Kasia you are truly an inspirational woman. You are much loved and we are all thinking of you and willing you through this liminal space.
“A photo diary of today: massive syringes, followed by a visit in a wig establishment (essential)…” Â
The Passage of Time
Three things have happened this week which have thrown the passage of time into sharp relief. I’ve renewed my passport – really easy to do on line these days – but blimey, those photos! Every decade what a cruel reminder of the passage of time! And our youngest child has turned 20 – no longer a teenager and very much his own person – we reminisced looking through early photo albums and then scrolled through the images on our phones. Another reminder of how technological changes creep in like lines on aging faces and inches in height and breadth of shoulder.
This week we should also hear whether we will finally be moving house. Have you ever compared the estate agent’s details of your house when you bought it with those of the agent selling it? Wow – the passage of time and a financially crippling familiarity with the Farrow and Ball paint chart.
We should have an exchange date by Friday 13th December – oh and a new government but I won’t repeat what Harold Wilson said about the passage of time in politics.

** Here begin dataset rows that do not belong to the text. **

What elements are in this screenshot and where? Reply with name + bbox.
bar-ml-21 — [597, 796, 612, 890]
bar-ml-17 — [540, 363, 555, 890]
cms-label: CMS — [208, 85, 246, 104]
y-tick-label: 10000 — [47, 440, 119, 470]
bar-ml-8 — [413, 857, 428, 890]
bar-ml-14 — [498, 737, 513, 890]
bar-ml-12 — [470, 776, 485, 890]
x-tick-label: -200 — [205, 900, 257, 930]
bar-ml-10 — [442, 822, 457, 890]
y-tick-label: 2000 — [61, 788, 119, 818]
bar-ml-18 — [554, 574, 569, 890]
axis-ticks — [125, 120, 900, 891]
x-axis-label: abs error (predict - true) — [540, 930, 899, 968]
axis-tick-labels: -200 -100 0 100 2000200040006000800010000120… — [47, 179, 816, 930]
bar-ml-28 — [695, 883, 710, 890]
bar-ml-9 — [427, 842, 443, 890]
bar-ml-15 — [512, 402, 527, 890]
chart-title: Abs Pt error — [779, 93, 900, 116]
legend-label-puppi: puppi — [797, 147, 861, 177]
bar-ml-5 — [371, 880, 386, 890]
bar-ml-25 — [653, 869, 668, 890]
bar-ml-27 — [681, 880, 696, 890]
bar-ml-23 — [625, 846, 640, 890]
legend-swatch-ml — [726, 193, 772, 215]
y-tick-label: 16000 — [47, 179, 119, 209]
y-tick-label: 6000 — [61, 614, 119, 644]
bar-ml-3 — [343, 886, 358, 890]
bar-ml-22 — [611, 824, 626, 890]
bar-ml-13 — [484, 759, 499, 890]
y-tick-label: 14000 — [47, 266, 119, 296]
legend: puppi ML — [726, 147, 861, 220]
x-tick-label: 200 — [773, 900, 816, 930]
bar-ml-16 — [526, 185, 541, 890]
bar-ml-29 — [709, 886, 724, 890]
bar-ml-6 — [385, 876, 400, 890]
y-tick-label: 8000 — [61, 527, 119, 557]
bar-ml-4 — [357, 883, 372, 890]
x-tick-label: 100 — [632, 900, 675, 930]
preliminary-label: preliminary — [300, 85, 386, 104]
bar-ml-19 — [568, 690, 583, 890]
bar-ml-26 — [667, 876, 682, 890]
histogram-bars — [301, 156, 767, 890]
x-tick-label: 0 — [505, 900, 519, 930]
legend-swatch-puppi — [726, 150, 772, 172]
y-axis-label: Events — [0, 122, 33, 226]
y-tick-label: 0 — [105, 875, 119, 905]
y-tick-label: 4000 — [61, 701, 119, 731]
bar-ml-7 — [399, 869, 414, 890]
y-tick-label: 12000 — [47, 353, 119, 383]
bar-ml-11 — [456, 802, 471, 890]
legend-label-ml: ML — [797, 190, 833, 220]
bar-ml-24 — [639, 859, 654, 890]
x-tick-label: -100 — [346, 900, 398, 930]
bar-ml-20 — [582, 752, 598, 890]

Sally’s Planning for Retirement
My blogging started ‘sort of’ when I was persuaded by friends to up my game from my dry, functional Twitter feed and start posting on Instagram. I wanted to give myself a framework to record events in the last year of my fifties and the last year of a 38 year career in education. I used #50waystoleaveyour50s and as I approach my 60th birthday, this has morphed into 60waystoenjoyyour60s for my blog. The decision to retire, which I announced in November 2019, is also coinciding with a house move to a cottage originally built in 1727, Grade II listed and a challenging renovation project of both cottage and garden. The cottage which I will share with my husband John and Boxer Roxy and various children when they return from travels/university/the pressures of their London lifestyle, is in Littlehampton, a small seaside town on the West Sussex coast which lacks the glamour of Brighton or class of West Wittering, Bosham and the Chichester sailing set but nevertheless it’s where we intend to make our home.Â
So there’s much to say about retirement, negotiating a pension, saying farewell to a much loved career and making the necessary adjustments to managing my time and a much reduced income, moving house, renovating a Grade II listed building and its overgrown garden, starting to keep chickens and bees…
 It’s finally my time to read, to write, to garden, to travel, to walk the dog in windy weather, to practise yoga in my beach hut and spend more time with my lovely husband (and perhaps a grandchild or two).